Sejak masa akhir pemerintahan SBY sampai setahun pertama pemerintahan Jokowi-JK, arah pergerakan rupiah sudah nyaris ‘confirmed’ melemah secara simultan. Data– data fundamental ekonomi nasional terus menyemai efek psikologis market yang negatif kepada pasar. Pesimisme semakin menggumpal yang akhirnya membuat pelaku pasar memilih untuk menunggu, bahkan malah hengkang dari arena domestik menuju lokasi-lokasi yang lebih pasti, stabil, dan menguntungkan.

Guncangan dari Tiongkok dan ketidakpastian yang muncul akibat tarik-ulur kenaikan tingkat suku bunga The Fed telah membuat segala daya dan upaya pemerintah bersama otoritas moneter menjadi tak berpengaruh besar terhadap penguatan mata uang dan pasar ekuitas. Capital inflow semakin sulit didorong meskipun surat utang terus membukukan penjualan yang hampir mendekati limit APBN 2015.

Bahkan, Bank Indonesia (BI) memprediksi kondisi ekonomi Indonesia sampai semester I tahun depan belum akan menunjukkan perbaikan signifi kan. Prediksi ini tentu sangat bisa dipahami jika melihat data-data indikator ekonomi yang ada. Lihat saja misalnya, data defisit transaksi berjalan atau current account deficit (CAD) dan defisit Neraca Pembayaran Indonesia (NPI). Secara historis, kondisi defi sit dua sisi ini sebenarnya jarang terjadi karena jika dilihat data dari tahun ke tahun sejak akhir 2011 hingga sekarang, Indonesia hanya mengalami defi sit transaksi berjalan saja.

Seperti sederhana, NPI mencatat transaksi ekonomi antara penduduk Indonesia dan yang bukan penduduk Indonesia pada suatu periode tertentu.

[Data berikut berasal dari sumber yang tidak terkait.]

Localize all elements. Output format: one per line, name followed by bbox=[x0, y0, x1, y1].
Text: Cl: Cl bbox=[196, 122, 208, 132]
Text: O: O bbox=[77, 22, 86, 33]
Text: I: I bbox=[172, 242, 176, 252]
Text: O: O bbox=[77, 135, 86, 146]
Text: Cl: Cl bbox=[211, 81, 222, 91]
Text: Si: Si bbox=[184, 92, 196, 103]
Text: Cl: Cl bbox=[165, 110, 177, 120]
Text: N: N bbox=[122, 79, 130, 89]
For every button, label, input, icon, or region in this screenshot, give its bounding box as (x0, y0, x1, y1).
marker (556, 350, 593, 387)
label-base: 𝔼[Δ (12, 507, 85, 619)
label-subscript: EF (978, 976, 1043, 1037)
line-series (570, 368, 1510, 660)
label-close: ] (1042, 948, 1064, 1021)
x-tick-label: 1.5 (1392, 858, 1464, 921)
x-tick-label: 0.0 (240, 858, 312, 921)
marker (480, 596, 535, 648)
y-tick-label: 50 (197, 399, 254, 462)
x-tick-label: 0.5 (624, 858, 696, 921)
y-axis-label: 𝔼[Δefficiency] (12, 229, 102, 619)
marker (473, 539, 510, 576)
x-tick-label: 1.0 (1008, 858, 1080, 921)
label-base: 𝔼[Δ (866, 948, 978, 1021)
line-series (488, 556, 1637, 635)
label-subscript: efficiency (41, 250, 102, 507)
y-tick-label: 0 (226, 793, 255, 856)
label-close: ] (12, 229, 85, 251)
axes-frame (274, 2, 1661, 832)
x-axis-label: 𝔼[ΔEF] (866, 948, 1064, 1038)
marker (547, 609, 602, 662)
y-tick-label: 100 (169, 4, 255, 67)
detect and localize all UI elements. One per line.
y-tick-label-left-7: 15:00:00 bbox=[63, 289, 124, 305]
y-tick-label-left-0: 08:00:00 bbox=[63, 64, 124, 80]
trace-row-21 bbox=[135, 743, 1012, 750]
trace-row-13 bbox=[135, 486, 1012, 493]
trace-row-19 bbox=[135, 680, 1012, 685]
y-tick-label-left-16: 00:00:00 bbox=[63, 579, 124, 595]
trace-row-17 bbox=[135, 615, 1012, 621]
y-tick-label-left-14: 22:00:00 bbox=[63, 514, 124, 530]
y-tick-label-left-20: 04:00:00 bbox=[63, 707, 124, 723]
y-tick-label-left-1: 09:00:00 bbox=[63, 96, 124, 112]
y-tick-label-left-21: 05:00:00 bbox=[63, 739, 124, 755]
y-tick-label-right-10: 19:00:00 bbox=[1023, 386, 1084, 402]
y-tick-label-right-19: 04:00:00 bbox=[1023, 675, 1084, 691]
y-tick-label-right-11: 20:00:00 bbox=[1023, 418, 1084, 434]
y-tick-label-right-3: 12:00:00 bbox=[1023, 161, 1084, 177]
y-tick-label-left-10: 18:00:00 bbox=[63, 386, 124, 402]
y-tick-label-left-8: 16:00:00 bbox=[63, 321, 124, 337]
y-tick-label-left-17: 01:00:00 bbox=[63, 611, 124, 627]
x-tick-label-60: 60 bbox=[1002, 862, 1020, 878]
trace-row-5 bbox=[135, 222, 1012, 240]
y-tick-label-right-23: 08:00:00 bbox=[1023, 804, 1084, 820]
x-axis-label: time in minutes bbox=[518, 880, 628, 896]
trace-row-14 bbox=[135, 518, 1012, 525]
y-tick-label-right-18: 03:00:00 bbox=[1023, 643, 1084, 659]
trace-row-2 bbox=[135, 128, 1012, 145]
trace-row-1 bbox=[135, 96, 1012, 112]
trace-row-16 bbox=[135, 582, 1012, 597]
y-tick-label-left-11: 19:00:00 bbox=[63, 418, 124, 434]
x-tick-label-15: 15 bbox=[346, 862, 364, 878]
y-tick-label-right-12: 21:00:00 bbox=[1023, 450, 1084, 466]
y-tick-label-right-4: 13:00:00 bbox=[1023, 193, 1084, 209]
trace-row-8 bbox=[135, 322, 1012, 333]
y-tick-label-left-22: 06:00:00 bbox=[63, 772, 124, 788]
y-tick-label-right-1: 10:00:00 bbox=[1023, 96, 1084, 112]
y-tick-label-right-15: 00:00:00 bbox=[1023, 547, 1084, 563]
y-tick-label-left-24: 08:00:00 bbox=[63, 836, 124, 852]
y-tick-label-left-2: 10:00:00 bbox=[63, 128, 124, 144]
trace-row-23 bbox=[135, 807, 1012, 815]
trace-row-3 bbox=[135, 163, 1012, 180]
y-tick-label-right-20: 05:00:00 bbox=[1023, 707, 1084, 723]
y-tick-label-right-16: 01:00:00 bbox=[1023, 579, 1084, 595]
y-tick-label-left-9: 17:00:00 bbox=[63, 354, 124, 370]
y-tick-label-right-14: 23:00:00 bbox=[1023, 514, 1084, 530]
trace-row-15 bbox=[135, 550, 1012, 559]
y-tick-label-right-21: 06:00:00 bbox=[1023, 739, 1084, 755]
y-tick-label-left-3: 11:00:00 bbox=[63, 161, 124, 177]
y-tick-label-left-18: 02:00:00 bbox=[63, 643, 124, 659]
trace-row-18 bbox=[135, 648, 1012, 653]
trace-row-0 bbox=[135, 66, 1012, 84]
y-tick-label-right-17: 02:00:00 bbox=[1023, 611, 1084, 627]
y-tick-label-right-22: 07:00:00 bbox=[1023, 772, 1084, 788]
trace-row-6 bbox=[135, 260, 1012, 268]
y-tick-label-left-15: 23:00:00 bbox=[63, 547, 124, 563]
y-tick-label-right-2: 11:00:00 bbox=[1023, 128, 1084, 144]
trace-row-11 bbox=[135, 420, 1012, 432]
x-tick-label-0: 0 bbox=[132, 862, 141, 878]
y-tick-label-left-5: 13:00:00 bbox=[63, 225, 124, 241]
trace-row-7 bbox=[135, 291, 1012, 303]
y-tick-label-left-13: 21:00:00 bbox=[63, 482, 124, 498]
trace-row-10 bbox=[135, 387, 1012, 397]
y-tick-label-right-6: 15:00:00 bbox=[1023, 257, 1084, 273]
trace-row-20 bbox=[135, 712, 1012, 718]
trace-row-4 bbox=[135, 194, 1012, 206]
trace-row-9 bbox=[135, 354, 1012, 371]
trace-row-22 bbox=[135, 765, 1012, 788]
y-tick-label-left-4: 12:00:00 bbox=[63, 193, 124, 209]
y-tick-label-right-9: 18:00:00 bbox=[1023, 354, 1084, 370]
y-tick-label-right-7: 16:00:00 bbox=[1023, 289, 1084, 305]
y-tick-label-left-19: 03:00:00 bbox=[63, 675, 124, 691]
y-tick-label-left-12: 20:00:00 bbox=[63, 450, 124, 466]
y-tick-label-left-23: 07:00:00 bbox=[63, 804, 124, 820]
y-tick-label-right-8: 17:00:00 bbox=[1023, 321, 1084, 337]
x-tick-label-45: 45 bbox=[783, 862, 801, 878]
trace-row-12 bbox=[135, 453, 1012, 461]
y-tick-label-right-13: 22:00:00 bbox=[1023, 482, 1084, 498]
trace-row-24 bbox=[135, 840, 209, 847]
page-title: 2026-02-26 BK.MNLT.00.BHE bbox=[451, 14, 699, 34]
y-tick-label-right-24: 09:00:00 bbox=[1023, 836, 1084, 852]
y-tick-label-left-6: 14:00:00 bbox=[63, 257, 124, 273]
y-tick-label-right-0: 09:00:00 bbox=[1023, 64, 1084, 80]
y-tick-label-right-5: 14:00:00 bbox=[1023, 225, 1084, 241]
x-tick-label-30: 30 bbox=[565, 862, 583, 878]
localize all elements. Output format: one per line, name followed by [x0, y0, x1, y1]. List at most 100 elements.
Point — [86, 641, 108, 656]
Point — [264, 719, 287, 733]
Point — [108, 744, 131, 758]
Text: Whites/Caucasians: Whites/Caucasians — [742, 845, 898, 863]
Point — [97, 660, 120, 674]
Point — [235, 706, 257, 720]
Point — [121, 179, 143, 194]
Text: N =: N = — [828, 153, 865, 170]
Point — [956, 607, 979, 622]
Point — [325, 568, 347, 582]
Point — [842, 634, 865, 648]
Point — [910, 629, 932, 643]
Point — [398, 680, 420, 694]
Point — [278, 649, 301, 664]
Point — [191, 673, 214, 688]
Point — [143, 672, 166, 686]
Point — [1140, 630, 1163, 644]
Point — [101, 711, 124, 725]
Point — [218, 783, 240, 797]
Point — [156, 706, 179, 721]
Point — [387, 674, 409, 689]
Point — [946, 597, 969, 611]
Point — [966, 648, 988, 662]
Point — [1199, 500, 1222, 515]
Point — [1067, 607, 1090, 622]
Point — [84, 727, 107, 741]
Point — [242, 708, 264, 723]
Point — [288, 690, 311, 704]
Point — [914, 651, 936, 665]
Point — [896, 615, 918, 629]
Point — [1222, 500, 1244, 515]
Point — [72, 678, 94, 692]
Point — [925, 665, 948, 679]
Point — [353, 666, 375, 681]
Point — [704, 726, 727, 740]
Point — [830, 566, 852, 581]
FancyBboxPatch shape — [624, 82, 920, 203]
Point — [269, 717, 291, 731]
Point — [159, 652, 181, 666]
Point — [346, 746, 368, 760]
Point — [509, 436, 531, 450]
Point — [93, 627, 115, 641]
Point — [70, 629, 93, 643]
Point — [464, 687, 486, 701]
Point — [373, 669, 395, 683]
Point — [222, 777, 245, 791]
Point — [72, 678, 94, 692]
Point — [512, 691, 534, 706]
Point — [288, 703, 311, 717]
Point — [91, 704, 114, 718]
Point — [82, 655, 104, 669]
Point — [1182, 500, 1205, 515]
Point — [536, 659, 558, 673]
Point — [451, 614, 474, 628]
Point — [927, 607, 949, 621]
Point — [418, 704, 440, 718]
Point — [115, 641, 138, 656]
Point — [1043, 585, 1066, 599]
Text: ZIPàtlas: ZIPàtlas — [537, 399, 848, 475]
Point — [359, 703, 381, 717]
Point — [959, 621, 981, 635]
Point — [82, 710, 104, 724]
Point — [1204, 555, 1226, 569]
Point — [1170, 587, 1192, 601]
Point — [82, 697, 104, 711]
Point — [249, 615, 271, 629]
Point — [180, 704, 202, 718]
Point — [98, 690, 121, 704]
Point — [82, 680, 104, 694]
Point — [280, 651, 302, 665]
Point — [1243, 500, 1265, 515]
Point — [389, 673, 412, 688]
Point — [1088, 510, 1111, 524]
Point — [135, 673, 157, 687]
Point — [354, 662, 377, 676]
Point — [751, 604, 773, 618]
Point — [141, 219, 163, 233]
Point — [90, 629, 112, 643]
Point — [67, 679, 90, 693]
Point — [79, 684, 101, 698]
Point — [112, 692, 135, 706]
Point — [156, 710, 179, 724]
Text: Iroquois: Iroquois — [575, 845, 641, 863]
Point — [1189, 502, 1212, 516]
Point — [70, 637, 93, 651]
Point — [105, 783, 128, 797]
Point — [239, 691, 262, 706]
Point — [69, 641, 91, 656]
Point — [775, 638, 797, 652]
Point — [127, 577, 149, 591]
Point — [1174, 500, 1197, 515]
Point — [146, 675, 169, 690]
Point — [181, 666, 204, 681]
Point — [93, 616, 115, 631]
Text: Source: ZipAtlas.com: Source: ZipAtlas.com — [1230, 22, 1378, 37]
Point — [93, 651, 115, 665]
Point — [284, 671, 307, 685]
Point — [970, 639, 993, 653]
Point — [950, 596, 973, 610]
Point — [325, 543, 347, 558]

Transaksi NPI terdiri dari transaksi berjalan, transaksi modal, dan transaksi finansial, sedangkan neraca transaksi berjalan fokus pada transaksi ekspor dan impor, baik barang maupun jasa, pendapatan investasi, pembayaran cicilan, dan pokok utang luar negeri, serta saldo kiriman dan transfer uang dari dan ke luar negeri.

Menurut BI, surplus baru akan terjadi ketika situasi relatif tenang. Nah, situasi tenang tersebut diperkirakan hanya akan berlangsung pada triwulan ketiga tahun depan. Artinya, pada triwulan III 2015 hingga triwulan II 2016, NPI diperkirakan masih akan tetap defisit.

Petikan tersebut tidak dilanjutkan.